Tápias ? Foi a melhor escolha. Antes de o presidente anunciá-lo, nós ? eu, o José Jorge, o Parente e outros ? estávamos conversando a respeito e o nome dele surgiu como uma alternativa natural. Ele logo reagiu dizendo que estávamos jogando um abacaxi nas suas mãos. Foi engraçado. Três dias antes do anúncio oficial do presidente, o próprio Pedro, nessa nossa conversa, reclamava dizendo que iria ser chamado de ministro do Apagão. Foi o que aconteceu.
DINHEIRO ? Por que ele é melhor do que o ministro da Energia para exercer a função?
Tápias ? Você pode excluir o fato de que o José Jorge está chegando agora ao governo e teria os problemas naturais de quem é recente num grupo. Mas mesmo que você esqueça isso, tem de lembrar que, como ministro-chefe da Casa Civil, Pedro Parente tem ascendência sobre todos os demais ministros. Minimamente, porque seu gabinete fica ao lado da Presidência da República. Ele está lá, é chamado a todo momento, tem todas as facilidades de comunicações. Entre ministros iguais, ele é mais igual que os outros. Com essa posição e os poderes que a medida provisória lhe atribuem, ele poderá dar diretrizes aos outros ministros.
DINHEIRO ? Por falar em ministro, o sr. parou de brigar com o ministro Pedro Malan?

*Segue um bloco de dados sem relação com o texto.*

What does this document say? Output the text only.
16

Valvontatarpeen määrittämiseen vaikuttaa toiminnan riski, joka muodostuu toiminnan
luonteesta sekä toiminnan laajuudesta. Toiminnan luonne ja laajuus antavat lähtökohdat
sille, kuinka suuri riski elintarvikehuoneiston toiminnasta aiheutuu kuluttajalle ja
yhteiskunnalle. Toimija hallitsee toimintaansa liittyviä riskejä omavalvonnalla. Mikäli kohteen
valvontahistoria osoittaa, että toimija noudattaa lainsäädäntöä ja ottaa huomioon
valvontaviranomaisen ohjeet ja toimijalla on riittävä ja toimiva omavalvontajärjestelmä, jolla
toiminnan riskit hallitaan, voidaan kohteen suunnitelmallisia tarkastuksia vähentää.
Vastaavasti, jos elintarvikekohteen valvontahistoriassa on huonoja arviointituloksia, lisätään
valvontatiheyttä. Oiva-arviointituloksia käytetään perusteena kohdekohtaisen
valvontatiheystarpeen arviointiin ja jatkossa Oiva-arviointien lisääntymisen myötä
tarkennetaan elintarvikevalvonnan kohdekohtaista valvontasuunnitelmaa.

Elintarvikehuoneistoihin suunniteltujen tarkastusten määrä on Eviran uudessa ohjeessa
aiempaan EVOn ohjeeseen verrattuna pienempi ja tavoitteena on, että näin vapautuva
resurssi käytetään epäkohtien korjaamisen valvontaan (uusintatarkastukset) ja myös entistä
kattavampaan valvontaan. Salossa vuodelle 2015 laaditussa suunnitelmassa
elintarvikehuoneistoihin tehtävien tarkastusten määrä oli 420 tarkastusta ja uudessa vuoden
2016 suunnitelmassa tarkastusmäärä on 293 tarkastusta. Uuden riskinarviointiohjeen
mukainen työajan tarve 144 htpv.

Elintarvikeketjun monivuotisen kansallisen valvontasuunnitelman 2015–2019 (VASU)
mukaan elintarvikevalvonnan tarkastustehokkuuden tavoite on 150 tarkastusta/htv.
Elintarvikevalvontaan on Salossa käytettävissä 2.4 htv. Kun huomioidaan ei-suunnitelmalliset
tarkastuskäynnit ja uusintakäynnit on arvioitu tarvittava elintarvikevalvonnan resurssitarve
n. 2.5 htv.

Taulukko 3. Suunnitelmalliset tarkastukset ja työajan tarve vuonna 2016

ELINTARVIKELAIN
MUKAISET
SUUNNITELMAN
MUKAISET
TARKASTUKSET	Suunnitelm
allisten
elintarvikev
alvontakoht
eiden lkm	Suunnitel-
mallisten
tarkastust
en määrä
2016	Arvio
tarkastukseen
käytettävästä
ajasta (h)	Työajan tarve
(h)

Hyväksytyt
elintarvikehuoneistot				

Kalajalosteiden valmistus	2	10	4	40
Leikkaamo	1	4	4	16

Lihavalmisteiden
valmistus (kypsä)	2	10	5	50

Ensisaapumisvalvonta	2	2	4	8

Tápias ? Vocês é que não ficam sabendo.
DINHEIRO ? Quais têm sido os motivos?
Tápias ? Não se trata de brigas, como às vezes a imprensa coloca. Nós podemos, e é natural, ter divergências. Afinal, num País deste tamanho, com um governo com essa estrutura, divergências são absolutamente naturais.
DINHEIRO ? Como o sr. acha que a população vai reagir?
Tápias ? Acho que a mesma indignação que a população brasileira demonstrou diante da posição do Canadá no caso da vaca louca vai se transformar, agora, em responsabilidade diante do novo momento. Naquele instante, olhamos para o Canadá e todos nos sentimos injustiçados. Agora, vamos enfrentar a crise energética com a mesma união e administrá-la com maturidade.
DINHEIRO ? Para enfrentar o racionamento, o sr. utiliza algum elemento de comparação?
Tápias ? A guerra. Os europeus já a enfrentaram e, com ela, mudaram seus hábitos para melhor. Acho que o mesmo pode acontecer aqui no Brasil. Temos de entender que agora é como se estivéssemos em guerra.